In 1989, one year after his death, U2 bassist Adam Clayton would incite the group to acquire Untitled (Pecho/orjea). Purchased collectively, the painting watched over their recording sessions in Dublin. In 2008, they parted ways with it for 5 million pounds sterling. Just last week, this expressive work became the most valuable work of art by an American artist ever to be sold at auction, reaching 110.5 million dollars in New York.

“And, in addition to that, the cool factor and mythology,” declared Franklin Sirmans, director of the Pérez Art Museum Miami and Basquiat expert. “It’s an amazing success story that also comes with lots of tragedies that people can identify with and that we look for in our artists – our Kurt Cobains and our Janis Joplins.” Alchemist of unpredictability, remarkable, dazzling, there’s no shortage of adjectives when it comes to describing the genius that Basquiat was. His oeuvre highlights black culture through paintings that deal with segregation and slavery.

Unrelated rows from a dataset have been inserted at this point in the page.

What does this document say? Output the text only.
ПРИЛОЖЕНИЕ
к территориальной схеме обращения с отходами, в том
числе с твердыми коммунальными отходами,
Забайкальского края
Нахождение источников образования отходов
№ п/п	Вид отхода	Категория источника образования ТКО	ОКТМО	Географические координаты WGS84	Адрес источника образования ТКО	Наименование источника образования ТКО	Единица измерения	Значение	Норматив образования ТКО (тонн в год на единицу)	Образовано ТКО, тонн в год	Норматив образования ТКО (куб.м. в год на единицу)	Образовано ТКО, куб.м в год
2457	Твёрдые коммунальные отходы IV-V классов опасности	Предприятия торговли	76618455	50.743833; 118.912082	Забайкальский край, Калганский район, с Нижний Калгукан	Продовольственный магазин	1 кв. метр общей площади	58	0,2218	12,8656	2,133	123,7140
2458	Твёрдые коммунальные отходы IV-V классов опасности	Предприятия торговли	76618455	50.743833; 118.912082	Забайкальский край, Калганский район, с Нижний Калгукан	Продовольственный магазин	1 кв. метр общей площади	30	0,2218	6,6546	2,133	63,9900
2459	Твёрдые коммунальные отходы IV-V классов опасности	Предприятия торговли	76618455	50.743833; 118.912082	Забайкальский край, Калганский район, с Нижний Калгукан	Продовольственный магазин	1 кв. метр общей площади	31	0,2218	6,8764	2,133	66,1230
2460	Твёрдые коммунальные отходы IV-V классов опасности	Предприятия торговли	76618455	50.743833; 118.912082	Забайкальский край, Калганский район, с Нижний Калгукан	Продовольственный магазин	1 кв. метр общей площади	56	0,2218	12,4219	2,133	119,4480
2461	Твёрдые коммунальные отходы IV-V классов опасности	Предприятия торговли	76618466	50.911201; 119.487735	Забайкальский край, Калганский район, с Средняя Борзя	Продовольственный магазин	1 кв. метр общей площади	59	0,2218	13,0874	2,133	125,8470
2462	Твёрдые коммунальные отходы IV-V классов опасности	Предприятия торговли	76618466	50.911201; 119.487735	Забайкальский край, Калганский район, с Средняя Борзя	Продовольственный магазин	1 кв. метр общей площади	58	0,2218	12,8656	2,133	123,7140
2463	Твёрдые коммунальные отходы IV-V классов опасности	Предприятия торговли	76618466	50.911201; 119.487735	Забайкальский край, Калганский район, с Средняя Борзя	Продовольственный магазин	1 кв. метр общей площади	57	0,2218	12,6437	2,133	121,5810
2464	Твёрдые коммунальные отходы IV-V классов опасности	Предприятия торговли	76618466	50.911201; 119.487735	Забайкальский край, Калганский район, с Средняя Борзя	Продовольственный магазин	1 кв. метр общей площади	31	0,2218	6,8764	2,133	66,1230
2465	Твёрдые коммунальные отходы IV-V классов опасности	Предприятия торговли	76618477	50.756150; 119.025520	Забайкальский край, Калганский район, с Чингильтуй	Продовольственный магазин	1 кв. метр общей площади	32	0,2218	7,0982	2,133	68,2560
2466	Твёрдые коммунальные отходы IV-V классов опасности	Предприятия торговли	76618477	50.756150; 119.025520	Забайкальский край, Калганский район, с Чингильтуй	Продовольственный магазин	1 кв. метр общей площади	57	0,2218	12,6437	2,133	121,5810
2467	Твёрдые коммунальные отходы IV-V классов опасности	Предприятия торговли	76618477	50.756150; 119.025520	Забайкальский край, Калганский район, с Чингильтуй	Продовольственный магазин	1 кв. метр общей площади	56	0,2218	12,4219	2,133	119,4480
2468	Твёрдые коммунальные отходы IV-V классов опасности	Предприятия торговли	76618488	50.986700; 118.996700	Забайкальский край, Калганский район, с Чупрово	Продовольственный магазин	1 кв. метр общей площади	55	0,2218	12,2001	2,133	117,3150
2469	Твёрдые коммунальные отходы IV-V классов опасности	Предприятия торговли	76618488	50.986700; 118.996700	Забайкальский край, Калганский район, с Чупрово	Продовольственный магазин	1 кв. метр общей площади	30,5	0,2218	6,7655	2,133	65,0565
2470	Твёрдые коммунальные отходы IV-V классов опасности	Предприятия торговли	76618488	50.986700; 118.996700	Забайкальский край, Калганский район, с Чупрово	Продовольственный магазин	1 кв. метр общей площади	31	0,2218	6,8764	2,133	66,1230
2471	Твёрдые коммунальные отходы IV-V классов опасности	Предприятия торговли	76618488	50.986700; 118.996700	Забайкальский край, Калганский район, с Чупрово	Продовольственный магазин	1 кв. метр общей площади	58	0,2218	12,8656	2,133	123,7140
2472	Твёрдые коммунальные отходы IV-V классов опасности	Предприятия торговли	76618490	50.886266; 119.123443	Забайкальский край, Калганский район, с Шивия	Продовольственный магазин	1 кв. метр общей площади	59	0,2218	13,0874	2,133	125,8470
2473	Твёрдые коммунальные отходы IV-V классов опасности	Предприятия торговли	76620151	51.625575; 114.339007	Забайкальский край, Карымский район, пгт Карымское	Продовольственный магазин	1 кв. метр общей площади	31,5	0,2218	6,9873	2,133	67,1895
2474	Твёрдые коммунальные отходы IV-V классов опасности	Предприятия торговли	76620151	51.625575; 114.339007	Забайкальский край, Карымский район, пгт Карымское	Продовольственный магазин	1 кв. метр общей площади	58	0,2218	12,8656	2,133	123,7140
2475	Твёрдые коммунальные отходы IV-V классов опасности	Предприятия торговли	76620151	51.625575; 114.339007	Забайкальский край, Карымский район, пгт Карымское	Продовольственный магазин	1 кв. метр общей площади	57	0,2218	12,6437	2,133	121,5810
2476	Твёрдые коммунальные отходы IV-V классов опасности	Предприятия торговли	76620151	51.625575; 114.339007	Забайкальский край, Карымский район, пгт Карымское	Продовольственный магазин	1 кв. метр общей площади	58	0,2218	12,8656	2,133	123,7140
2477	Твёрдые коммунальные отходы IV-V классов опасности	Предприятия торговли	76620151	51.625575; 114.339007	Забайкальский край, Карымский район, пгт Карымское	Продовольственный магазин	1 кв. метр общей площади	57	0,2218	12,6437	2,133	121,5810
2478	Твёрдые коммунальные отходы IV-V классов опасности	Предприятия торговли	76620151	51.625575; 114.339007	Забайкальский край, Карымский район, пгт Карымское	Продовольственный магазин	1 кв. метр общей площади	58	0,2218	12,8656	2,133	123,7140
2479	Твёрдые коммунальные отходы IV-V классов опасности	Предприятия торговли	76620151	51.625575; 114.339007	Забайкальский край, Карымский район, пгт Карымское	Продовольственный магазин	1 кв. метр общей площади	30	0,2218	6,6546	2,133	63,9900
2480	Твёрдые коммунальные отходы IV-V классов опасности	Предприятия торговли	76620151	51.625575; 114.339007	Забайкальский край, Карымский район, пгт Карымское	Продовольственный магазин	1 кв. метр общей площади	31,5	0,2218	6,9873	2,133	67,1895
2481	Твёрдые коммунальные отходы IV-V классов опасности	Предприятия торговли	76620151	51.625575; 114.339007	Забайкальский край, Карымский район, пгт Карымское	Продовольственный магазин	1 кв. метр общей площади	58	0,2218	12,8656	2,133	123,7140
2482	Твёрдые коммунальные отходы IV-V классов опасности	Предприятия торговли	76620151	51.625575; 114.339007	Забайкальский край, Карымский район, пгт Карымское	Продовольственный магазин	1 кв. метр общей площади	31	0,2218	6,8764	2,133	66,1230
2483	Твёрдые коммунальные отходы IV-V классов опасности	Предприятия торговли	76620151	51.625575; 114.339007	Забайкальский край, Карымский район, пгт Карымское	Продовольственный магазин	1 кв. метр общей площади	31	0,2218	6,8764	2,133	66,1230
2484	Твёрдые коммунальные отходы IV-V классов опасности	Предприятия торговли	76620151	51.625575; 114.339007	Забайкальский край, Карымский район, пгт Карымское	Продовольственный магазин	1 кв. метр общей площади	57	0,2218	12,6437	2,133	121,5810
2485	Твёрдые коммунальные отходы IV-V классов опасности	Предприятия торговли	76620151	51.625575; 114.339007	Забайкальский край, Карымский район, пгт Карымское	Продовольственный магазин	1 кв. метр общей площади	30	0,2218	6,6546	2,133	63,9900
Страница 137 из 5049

And one thing is certain, the work of Basquiat is so sincere that it transcends the monetary value attributed to some definitions of art.

With his numerous records, Basquiat holds a distinguished place in contemporary art today. His untitled work distantly followed Peter Doig’s White Canoe. In 2015, the Fondation Louis Vuitton exhibited “Grillo”, one of the artist’s works that deals with African cultural heritage, an eminently political theme.